After studies in Israel, UK and Denmark, Danish director, screenwriter and producer Susanne Bier started her career with Freud Leaving Home, the story of a Jewish woman who still lives with her parents in Stockholm at the age of 25, which received the 1991 Dragon Award in Gothenburg and a nomination for the Swedish Guldbagge Awards, and won Danish actress Ghita Nørby the supporting actress award at the 1992 European Film Awards.
In 1993, her short film Letter to Jonas won her the first of a series of Danish Robert awards, among them Best Film for the Danish comedy hit The One and Only in the year 2000.
She directed the Dogma movie Open Hearts with Sonja Richter, Nikolaj Lie Kaas and Mads Mikkelsen about the consequences of a bad car accident that leaves the husband paralyzed from the neck down. The film received the 2002 Fipresci Award in Toronto and the Robert Audience Award. Her next movie, Brothers, about two unequal siblings and the psychological effects of war, got the 2005 Audience Award in Sundance and no less than eight nominations for the European Film Awards. After The Wedding, with Mads Mikkelsen as the manager of an Indian orphanage, received nominations for two European Film Awards in 2006, for an Academy Award and for ten Robert awards.

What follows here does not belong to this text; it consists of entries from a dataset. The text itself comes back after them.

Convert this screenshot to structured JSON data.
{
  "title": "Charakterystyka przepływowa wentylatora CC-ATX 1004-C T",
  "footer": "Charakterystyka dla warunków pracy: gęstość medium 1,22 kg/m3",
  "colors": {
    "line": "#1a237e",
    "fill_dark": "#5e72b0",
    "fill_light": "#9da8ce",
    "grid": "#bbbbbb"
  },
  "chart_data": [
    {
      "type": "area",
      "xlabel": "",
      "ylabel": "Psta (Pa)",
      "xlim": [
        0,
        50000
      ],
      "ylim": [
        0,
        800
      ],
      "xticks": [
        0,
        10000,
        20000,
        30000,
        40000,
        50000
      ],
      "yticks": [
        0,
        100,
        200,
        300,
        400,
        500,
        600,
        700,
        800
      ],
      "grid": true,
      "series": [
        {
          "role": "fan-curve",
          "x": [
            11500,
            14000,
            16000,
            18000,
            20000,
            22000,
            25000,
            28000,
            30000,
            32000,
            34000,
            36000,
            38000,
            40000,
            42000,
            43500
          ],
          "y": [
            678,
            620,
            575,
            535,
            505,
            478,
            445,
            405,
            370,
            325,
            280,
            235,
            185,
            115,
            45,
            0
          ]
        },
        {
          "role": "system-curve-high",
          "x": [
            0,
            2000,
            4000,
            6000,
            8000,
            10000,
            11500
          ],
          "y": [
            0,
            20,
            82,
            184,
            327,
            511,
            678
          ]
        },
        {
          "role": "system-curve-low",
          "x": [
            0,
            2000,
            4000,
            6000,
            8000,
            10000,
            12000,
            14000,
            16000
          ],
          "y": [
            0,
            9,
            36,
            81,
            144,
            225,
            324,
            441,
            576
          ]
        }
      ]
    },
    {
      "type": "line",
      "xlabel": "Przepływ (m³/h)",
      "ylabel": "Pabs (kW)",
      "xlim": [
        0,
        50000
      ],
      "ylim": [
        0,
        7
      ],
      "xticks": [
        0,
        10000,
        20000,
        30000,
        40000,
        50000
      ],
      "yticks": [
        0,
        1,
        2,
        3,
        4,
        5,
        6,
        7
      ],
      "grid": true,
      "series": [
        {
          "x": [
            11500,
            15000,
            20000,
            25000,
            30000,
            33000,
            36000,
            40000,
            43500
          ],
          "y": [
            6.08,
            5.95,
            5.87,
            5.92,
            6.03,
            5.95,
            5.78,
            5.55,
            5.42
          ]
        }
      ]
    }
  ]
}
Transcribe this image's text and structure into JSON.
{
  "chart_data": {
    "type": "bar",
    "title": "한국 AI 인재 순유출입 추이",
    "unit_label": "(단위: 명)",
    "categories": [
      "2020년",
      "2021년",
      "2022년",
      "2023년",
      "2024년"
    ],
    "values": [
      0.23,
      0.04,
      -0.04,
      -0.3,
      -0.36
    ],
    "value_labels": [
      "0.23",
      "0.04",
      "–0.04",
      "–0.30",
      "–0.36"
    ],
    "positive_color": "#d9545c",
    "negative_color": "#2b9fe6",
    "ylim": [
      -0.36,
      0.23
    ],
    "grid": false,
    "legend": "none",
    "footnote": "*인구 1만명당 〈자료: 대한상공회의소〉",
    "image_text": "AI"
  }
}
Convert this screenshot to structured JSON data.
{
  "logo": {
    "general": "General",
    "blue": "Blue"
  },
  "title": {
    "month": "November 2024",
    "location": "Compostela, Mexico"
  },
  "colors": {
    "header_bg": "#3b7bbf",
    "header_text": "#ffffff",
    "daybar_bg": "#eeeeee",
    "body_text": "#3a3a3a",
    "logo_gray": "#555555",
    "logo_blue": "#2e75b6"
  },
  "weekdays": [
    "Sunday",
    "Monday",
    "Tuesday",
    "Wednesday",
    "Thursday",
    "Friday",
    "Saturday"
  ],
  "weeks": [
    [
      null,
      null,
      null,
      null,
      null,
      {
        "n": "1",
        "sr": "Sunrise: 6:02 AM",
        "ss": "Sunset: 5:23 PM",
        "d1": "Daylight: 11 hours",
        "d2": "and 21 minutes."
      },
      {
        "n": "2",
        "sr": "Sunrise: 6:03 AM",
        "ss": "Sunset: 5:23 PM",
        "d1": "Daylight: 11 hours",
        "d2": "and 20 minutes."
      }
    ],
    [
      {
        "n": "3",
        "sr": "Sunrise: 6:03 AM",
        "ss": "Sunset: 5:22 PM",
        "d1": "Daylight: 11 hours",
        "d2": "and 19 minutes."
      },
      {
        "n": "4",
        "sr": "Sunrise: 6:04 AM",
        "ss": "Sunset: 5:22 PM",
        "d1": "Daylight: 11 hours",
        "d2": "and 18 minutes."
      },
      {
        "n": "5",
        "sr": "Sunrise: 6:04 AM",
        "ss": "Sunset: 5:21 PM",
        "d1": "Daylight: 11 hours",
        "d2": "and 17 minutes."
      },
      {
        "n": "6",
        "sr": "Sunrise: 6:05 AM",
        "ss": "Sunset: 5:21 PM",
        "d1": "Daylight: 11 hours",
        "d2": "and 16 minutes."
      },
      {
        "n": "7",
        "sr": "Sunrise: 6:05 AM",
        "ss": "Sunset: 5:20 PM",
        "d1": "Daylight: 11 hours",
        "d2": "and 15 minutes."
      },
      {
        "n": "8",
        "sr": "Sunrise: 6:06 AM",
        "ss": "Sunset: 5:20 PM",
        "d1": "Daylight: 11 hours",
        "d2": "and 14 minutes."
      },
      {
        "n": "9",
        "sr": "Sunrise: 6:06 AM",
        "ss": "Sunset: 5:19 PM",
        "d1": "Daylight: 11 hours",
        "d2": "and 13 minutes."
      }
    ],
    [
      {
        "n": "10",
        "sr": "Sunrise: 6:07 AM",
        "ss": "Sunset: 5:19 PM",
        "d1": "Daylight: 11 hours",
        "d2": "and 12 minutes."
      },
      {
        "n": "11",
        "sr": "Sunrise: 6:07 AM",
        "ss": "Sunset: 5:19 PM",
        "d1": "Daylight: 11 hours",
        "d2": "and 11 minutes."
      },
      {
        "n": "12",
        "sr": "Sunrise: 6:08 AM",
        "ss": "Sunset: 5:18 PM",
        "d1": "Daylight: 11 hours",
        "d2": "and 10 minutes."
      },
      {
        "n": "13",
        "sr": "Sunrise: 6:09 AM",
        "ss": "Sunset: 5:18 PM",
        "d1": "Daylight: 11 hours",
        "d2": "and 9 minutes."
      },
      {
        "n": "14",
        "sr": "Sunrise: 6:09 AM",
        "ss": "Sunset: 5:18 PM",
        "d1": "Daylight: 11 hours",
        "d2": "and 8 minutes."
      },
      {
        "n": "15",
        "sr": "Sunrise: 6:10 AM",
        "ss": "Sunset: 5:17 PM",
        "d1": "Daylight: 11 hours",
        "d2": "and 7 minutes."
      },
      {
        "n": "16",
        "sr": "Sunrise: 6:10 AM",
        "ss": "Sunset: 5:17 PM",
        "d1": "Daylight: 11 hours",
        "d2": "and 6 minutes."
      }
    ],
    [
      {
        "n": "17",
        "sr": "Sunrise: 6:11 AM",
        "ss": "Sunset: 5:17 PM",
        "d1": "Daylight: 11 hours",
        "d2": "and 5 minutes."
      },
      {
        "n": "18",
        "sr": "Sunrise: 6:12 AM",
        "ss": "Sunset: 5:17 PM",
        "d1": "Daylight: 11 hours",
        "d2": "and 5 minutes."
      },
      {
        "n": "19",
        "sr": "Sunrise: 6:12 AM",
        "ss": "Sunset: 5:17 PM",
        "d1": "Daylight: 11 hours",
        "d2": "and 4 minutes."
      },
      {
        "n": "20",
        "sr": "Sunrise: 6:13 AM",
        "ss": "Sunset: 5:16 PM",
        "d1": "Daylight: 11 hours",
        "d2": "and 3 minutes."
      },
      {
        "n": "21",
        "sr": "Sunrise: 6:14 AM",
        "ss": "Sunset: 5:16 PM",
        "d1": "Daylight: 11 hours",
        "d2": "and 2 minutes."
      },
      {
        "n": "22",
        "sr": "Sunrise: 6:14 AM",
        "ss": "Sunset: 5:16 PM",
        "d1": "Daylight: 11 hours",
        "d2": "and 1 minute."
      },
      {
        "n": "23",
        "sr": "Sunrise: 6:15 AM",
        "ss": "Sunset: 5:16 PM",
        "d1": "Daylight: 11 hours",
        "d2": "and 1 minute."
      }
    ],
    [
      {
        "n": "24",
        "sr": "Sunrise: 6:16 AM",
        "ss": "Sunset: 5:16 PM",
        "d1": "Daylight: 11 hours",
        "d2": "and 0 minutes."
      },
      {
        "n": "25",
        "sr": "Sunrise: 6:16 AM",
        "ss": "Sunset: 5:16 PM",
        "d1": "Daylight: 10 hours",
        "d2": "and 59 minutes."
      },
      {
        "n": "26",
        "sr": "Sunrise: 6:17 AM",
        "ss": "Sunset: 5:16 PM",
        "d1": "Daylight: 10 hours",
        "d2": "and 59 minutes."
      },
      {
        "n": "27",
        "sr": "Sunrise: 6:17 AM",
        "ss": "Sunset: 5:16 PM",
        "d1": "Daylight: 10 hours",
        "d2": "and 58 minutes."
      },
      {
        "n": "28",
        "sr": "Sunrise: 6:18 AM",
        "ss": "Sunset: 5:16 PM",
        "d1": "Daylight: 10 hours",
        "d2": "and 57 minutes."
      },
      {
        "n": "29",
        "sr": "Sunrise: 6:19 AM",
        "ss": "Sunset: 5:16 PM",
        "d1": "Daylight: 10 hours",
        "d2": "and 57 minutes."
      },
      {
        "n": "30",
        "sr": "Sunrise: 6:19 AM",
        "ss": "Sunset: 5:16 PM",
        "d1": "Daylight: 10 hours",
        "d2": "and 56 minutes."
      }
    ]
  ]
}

In A Better World, with Mikael Persbrandt, Trine Dyrholm, and Ulrich Thomsen about the lives of two smalltown Danish families intertwining, won Bier the Director Award at the 2011 European Film Awards as well as an Academy Award, a Golden Globe Award and a Robert Award for actress Trine Dyrholm.
The romantic comedy Love is All You Need, with Trine Dyrholm and Pierce Brosnan as two bruised souls falling in love under extraordinary circumstances in Southern Italy, premiered in Venice in 2012 and won European Comedy at the European Film Awards in 2013.
In 2014, Susanne Bier directed Serena, an American–French drama starring Bradley Cooper and Jennifer Lawrence, followed by the Danish drama A Second Chance starring Nikolaj Coster-Waldau.
In 2016, Susanne Bier directed her first TV-series, the internationally acclaimed John le Carré miniseries The Night Manager starring Tom Hiddleston, Hugh Laurie and Olivia Colman, which earned her a Primetime Emmy Award for Best Directing of a Limited Series. Her next outing was the Netflix horror movie Bird Box, starring Sandra Bullock, which is the 2nd most viewed Netflix original movie of all time.
Last year, she helmed HBO’s successful miniseries The Undoing with Nicole Kidman and Hugh Grant, and in 2022, she directs the entire first season of The First Lady for Showtime, a drama series chronicling the lives of American first ladies, starring Viola Davis, Michelle Pfeiffer, Gillian Anderson and Kiefer Sutherland.
Susanne Bier is the first female director to win an Oscar, a Golden Globe Award, a Primetime Emmy Award, and a European Film Award.
It is a great pleasure for the European Film Academy to present the European Achievement in World Cinema Award to Susanne Bier for her impressive dedication to cinema.
Susanne Bier will be an honorary guest at the 34th European Film Awards Ceremony on 11 December in Berlin.